一人残されたネルロの脳裏に浮かぶのは、娘として育ててきたセレスティアルの笑顔。
孤児となり、売られそうになっていたところを、寸前でネルロが救った。そんな過去がありながらもセレスティアルは真っ直ぐに、そして心優しい娘へと育った。
供儀の度に謎の疲労感に襲われ倒れるのが、可哀想でならなかったが、原因が分からなかった。
しっかり休息すれば元気になったので、様子を見ながら、セレスティアルの体調の原因を探っていたのだが、原因を突き止める前に、ネルロは捕らえられてしまった。
その後、セレスティアルを取り巻く環境が悪化したことは、オズベルトの発言から窺い知ることが出来る。だからこそ、もう少し詳しい調査をしてからと口をつぐんでいた隠し部屋と聖女の真実の件を話したのだが。
もっと早く、隠し部屋の件を告げるべきだったかと自問するたびに、変わったかも知れないという後悔と、今の王家では無駄だったという諦めが、頭の中で争う。

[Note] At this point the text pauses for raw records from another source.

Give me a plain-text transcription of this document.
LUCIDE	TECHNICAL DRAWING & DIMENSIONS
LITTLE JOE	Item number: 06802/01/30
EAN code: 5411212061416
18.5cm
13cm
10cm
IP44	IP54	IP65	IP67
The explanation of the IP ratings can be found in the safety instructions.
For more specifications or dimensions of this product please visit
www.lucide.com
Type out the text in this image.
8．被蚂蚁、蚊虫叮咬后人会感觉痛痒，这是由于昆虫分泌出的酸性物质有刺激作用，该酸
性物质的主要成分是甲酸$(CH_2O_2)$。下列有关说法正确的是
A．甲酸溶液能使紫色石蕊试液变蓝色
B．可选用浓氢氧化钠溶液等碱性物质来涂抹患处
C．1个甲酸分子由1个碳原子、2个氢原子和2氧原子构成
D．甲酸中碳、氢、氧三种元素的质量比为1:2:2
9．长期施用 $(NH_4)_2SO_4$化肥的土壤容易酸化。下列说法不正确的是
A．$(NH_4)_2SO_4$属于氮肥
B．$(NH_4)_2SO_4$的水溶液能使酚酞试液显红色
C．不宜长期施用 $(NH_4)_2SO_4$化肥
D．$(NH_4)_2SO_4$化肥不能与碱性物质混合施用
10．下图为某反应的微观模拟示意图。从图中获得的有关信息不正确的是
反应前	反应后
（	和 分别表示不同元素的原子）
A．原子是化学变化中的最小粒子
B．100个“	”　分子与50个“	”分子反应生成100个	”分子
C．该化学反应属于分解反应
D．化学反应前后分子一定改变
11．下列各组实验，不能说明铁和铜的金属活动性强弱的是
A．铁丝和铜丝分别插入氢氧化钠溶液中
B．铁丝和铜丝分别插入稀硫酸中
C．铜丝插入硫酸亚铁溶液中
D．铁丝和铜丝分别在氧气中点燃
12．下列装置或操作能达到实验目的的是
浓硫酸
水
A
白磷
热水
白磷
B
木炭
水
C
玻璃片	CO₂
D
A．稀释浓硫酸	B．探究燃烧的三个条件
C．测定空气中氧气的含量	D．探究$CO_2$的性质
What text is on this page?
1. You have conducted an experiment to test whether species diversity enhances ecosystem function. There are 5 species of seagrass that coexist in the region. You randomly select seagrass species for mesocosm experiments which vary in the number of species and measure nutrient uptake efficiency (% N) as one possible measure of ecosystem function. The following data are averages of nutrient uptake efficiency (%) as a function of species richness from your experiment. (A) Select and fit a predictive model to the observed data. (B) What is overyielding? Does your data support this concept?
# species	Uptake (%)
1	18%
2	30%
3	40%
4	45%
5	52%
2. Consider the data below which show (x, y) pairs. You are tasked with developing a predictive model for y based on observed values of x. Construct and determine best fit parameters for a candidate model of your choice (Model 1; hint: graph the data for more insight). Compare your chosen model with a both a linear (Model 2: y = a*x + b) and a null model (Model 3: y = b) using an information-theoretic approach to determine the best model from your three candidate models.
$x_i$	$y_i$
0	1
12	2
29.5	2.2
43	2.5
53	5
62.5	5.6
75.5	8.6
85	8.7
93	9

今でも、聖女の真実が隠されていたこと、聖女を見つけ出す方法が変わった理由が現在に伝えられていない事実が、どうしてもネルロの心に引っかかっている。
だがセレスティアルが死んだ今、どうでもいいことだ。
「……セレスティアル、守ってやれずにすまなかった。さぞかし苦しかっただろうな……」
少し濁った薄紫の瞳から、滴が落ちた。
だが深い悲しみの中に、僅かな安堵が浮かび上がる。
乾き、ひび割れた唇が、動く。
「これで良かったのかもしれん。このまま長きに渡り酷使され続け、苦しむ未来を思えば……ずっと……」
彼の呟きは、囚人たちの叫びと悲鳴にかき消され、誰の耳にも届かなかった。
その後ネルロは、再び地下牢を訪れたオズベルトによって、神官長室にあった隠し部屋には何も残っていなかったと聞かされることとなる。